Ces leaders sont soutenus sur le terrain par l'Ambassade des États-Unis, qui est toujours personnellement présente dans les opérations de révolution colorée, sans exception. Que ce soit de manière plus ouverte, comme au Maidan — et encore plus en Libye — ou plus discrète, comme dans les tentatives de renverser Viktor Orban. Mais l'Ambassade des États-Unis laisse toujours des traces. Naturellement, les déclarations officielles d'autorités occidentales soutenant les protestations et condamnant les autorités légitimes sont toujours présentes dans de véritables révolutions colorées.

En prêtant attention à ces caractéristiques fondamentales des révolutions colorées et en essayant de les appliquer à la majorité des "protestations de la Génération Z", on constate qu'avec quelques exceptions, ces manifestations manquent de toutes ou presque toutes les caractéristiques des révolutions colorées. Les cas du Népal, de l'Indonésie, des Philippines et de Madagascar en sont des exemples. Le cas du Bangladesh montre que la possibilité d'instrumentaliser ce type de protestation pour une révolution colorée existe.

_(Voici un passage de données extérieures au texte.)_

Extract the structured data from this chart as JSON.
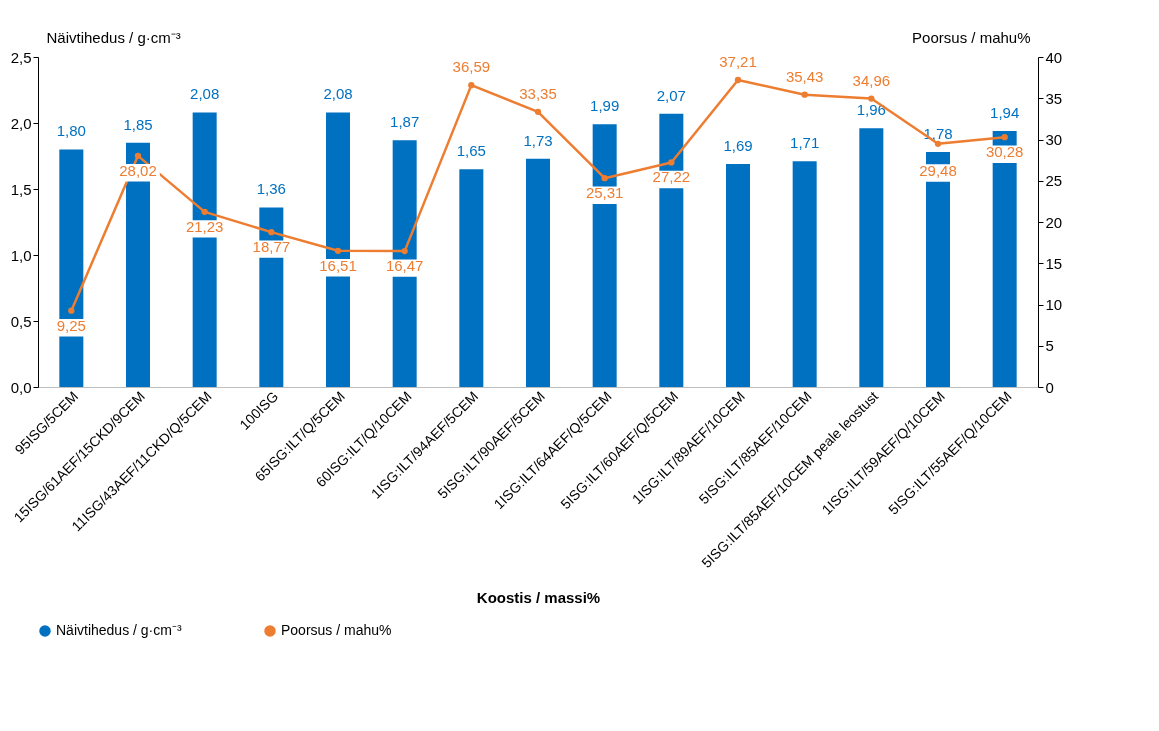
{
  "chart_data": {
    "type": "bar",
    "categories": [
      "95ISG/5CEM",
      "15ISG/61AEF/15CKD/9CEM",
      "11ISG/43AEF/11CKD/Q/5CEM",
      "100ISG",
      "65ISG:ILT/Q/5CEM",
      "60ISG:ILT/Q/10CEM",
      "1ISG:ILT/94AEF/5CEM",
      "5ISG:ILT/90AEF/5CEM",
      "1ISG:ILT/64AEF/Q/5CEM",
      "5ISG:ILT/60AEF/Q/5CEM",
      "1ISG:ILT/89AEF/10CEM",
      "5ISG:ILT/85AEF/10CEM",
      "5ISG:ILT/85AEF/10CEM peale leostust",
      "1ISG:ILT/59AEF/Q/10CEM",
      "5ISG:ILT/55AEF/Q/10CEM"
    ],
    "series": [
      {
        "name": "Näivtihedus / g·cm⁻³",
        "color": "#0070c0",
        "values": [
          1.8,
          1.85,
          2.08,
          1.36,
          2.08,
          1.87,
          1.65,
          1.73,
          1.99,
          2.07,
          1.69,
          1.71,
          1.96,
          1.78,
          1.94
        ],
        "value_labels": [
          "1,80",
          "1,85",
          "2,08",
          "1,36",
          "2,08",
          "1,87",
          "1,65",
          "1,73",
          "1,99",
          "2,07",
          "1,69",
          "1,71",
          "1,96",
          "1,78",
          "1,94"
        ]
      },
      {
        "name": "Poorsus / mahu%",
        "type": "line",
        "axis": "y2",
        "color": "#ed7d31",
        "marker": "circle",
        "line_style": "solid",
        "values": [
          9.25,
          28.02,
          21.23,
          18.77,
          16.51,
          16.47,
          36.59,
          33.35,
          25.31,
          27.22,
          37.21,
          35.43,
          34.96,
          29.48,
          30.28
        ],
        "value_labels": [
          "9,25",
          "28,02",
          "21,23",
          "18,77",
          "16,51",
          "16,47",
          "36,59",
          "33,35",
          "25,31",
          "27,22",
          "37,21",
          "35,43",
          "34,96",
          "29,48",
          "30,28"
        ]
      }
    ],
    "xlabel": "Koostis / massi%",
    "ylabel": "Näivtihedus / g·cm⁻³",
    "y2label": "Poorsus / mahu%",
    "ylim": [
      0,
      2.5
    ],
    "yticks": [
      {
        "value": 0,
        "label": "0,0"
      },
      {
        "value": 0.5,
        "label": "0,5"
      },
      {
        "value": 1.0,
        "label": "1,0"
      },
      {
        "value": 1.5,
        "label": "1,5"
      },
      {
        "value": 2.0,
        "label": "2,0"
      },
      {
        "value": 2.5,
        "label": "2,5"
      }
    ],
    "y2lim": [
      0,
      40
    ],
    "y2ticks": [
      0,
      5,
      10,
      15,
      20,
      25,
      30,
      35,
      40
    ],
    "legend": "bottom"
  }
}
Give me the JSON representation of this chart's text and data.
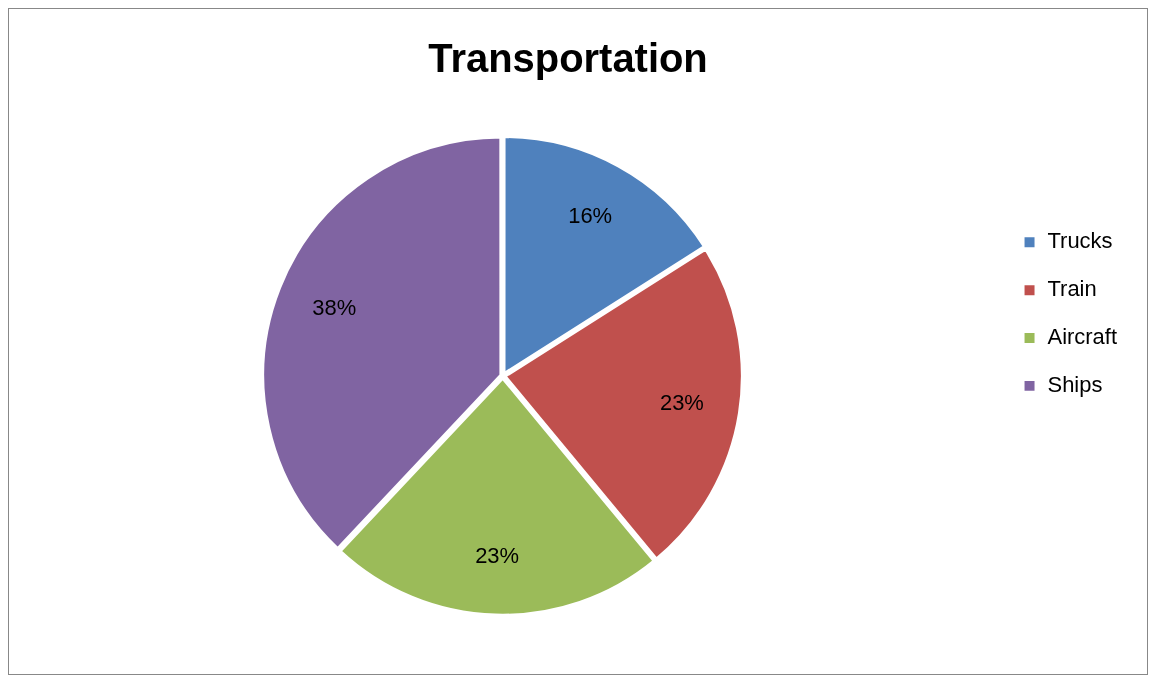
{
  "chart_data": {
    "type": "pie",
    "title": "Transportation",
    "categories": [
      "Trucks",
      "Train",
      "Aircraft",
      "Ships"
    ],
    "values": [
      16,
      23,
      23,
      38
    ],
    "colors": [
      "#4f81bd",
      "#c0504d",
      "#9bbb59",
      "#8064a2"
    ],
    "value_labels": [
      "16%",
      "23%",
      "23%",
      "38%"
    ],
    "legend": "right"
  }
}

Certaines personnes sont profondément impressionnées par le fait que les "protestations de la Génération Z" impliquent l'utilisation de "symboles communs" entre différents pays, mais c'est parce qu'elles ne sont pas encore habituées à la capacité virale des memes, ni au mimétisme social fomenté par les réseaux sociaux.

Il est donc important de raffiner nos instruments conceptuels pour pouvoir les appliquer avec précision et responsabilité. Sinon, nous risquons de sur-utiliser des concepts importants jusqu'à les rendre insignifiants et indignes de confiance.